サイドチェーンという言葉を聞いたことがあるでしょうか?サイドチェーンとは、ブロックチェーンをカスタマイズして拡張性を持たせる目的で作られており、複数のブロックチェーン間で双方向のやりとり行うことができます。サイドチェーンは2014年に米国のBlockStream社によって初めて実装に関するホワイトペーパーが発表されました。

なぜサイドチェーンが注目されているのか

ビットコインは世界的な注目を集め、多くの人に利用されてきましたが、デメリットとして、送金手数料が高くなってきている、トランザクション速度が追いつかず、取引のための処理に時間がかかるなどの問題がありました。

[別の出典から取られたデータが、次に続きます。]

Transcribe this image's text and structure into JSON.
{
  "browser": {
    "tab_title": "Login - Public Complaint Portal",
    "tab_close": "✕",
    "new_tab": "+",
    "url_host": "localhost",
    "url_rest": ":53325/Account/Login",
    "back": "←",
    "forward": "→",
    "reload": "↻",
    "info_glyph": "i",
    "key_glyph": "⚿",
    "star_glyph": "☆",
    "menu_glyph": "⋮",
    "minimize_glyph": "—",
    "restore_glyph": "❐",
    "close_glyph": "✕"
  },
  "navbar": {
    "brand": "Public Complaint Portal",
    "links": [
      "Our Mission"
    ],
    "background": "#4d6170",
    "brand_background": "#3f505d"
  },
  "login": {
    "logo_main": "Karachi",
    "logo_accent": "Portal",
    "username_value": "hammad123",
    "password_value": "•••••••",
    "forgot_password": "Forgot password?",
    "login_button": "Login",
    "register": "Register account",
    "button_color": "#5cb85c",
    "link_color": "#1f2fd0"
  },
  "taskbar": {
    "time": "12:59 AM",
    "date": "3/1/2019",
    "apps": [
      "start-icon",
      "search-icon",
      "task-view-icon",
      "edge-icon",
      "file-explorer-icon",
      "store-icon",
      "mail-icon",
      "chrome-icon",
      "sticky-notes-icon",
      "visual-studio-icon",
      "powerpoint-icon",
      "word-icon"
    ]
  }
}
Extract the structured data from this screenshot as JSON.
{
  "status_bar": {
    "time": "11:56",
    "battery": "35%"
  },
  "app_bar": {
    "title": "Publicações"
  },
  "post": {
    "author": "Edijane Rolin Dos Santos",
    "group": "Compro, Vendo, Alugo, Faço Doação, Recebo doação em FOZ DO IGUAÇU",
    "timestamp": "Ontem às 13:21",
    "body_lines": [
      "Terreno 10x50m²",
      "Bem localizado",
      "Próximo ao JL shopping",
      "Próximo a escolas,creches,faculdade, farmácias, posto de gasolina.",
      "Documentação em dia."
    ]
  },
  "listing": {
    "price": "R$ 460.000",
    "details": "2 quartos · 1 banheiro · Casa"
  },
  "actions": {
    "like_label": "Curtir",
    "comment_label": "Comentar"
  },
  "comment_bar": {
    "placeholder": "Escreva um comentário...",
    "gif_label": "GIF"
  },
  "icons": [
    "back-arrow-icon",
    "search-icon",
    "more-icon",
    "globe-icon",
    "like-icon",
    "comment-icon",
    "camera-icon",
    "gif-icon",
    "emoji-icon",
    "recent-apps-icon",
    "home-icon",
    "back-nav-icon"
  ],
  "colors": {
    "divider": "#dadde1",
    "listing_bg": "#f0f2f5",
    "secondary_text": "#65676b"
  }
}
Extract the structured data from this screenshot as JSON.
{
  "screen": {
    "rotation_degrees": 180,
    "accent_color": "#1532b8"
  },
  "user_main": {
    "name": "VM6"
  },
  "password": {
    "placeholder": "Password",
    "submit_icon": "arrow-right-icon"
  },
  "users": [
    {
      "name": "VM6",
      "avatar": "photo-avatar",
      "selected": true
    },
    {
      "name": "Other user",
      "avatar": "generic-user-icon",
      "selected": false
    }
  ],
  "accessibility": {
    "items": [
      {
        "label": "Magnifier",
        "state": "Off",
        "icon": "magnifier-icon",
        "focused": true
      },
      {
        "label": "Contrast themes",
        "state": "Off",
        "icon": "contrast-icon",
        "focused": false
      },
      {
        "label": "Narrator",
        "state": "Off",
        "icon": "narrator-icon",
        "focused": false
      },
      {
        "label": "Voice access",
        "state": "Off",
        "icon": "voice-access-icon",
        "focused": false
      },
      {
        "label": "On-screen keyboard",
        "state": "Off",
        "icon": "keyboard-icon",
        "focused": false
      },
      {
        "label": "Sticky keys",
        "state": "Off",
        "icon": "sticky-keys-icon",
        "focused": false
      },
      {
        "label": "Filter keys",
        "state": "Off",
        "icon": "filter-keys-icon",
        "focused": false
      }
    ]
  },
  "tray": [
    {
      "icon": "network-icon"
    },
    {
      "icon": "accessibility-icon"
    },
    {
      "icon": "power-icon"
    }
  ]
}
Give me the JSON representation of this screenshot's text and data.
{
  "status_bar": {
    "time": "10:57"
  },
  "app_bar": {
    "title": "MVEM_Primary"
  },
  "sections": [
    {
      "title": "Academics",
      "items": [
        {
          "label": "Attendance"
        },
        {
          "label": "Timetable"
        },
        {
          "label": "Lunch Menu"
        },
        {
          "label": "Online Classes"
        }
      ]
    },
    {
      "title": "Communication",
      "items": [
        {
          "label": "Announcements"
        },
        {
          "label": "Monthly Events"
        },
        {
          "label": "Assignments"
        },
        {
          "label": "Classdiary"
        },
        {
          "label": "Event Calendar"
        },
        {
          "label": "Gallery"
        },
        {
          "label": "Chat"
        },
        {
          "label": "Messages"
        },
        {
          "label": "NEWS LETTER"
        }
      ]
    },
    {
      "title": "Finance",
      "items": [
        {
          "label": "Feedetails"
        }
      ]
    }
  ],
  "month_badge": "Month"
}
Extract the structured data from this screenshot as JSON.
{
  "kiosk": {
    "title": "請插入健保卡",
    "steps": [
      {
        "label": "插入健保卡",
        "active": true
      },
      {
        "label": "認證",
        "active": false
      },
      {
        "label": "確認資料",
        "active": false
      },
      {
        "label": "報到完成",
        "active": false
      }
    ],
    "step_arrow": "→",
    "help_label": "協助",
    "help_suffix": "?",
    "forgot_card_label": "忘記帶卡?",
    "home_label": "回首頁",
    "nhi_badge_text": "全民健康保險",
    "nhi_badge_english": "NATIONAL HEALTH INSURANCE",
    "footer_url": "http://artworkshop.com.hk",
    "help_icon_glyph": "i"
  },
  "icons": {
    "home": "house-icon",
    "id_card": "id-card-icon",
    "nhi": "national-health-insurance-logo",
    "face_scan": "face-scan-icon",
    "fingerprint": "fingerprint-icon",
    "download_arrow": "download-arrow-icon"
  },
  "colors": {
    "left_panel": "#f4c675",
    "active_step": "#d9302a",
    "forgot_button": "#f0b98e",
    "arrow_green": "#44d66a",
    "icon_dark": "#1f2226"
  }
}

一方で、これらの問題を解決するために、ビットコインの仕様自体を変更することは、コンセンサスを得ることが非常に難しいです。また、独自のブロックチェーンを別で作ることも、十分なマイニングパワーを確保することが難しいという問題がありました。これらの問題を解決するために開発されたのがサイドチェーンです。

メインチェーンとの違いはなにか

サイドチェーンは、メインチェーンとは別のブロックチェーンを作り、メインチェーンとサイドチェーンをPegという方法で結びつけます。このPegを通じて、デジタルアセットのやり取りを可能にします。

サイドチェーンのメリット

メインチェーンとサイドチェーンの両方で、トランザクションの並列処理を行うことで、トランザクション処理の高速化を実現できます。また、イーサリアムのようにスマートコントラクトのコードを全てメインチェーンに記述していると、ハッキングされた際に被害が甚大となるリスクがあります。しかしサイドチェーンの場合、スマートコントラクトのコードを記述しておくことで、ハッキングされてもサイドチェーンを切り離し、被害を最小限にすることができます。

サイドチェーンのデメリット

メインチェーンだけでなく、サイドチェーンとメインチェーンの間の取引も承認しなければならないため、承認作業量の増加が懸念されます。必要な処理量を確保できる仕組みを持つサイドチェーンを開発する必要があります。また、メインチェーンとサイドチェーンの間のやり取りの脆弱性を指摘されることがあり、セキュリティ面が懸念されています。

サイドチェーンプロジェクト

Liquid

Liquidは、Blockstream社によって開発されたサイドチェーンです。世界中の取引所、ブローカー、金融機関などのニーズに対応するために、高速処理を実現します。

Rootstock

Rootstockは、ビットコインのネットワークにサイドチェーンを実装し、スマートコントラクトを導入しようとするプロジェクトです。

Lisk

Liskは前述のRootstockと同様、スマートコントラクトを導入するものですが、dApps(分散型アプリケーション)のプラットフォームを介して運用されることが特徴的です。

サイドチェーンの課題を解決する企業の誕生

また、サイドチェーンはキュリティの面で課題があります。その課題を解決するために世界から注目されている日本企業があります。

まとめ

サイドチェーンは、ブロックチェーンの機能を拡大し、これまでブロックチェーンが抱えていた問題を解決できる新たな技術です。一方で、さまざまなプロジェクトの開発が進められている途上であり、セキュリティ面などではまだ課題が残ります。今後の展開から目が離せません。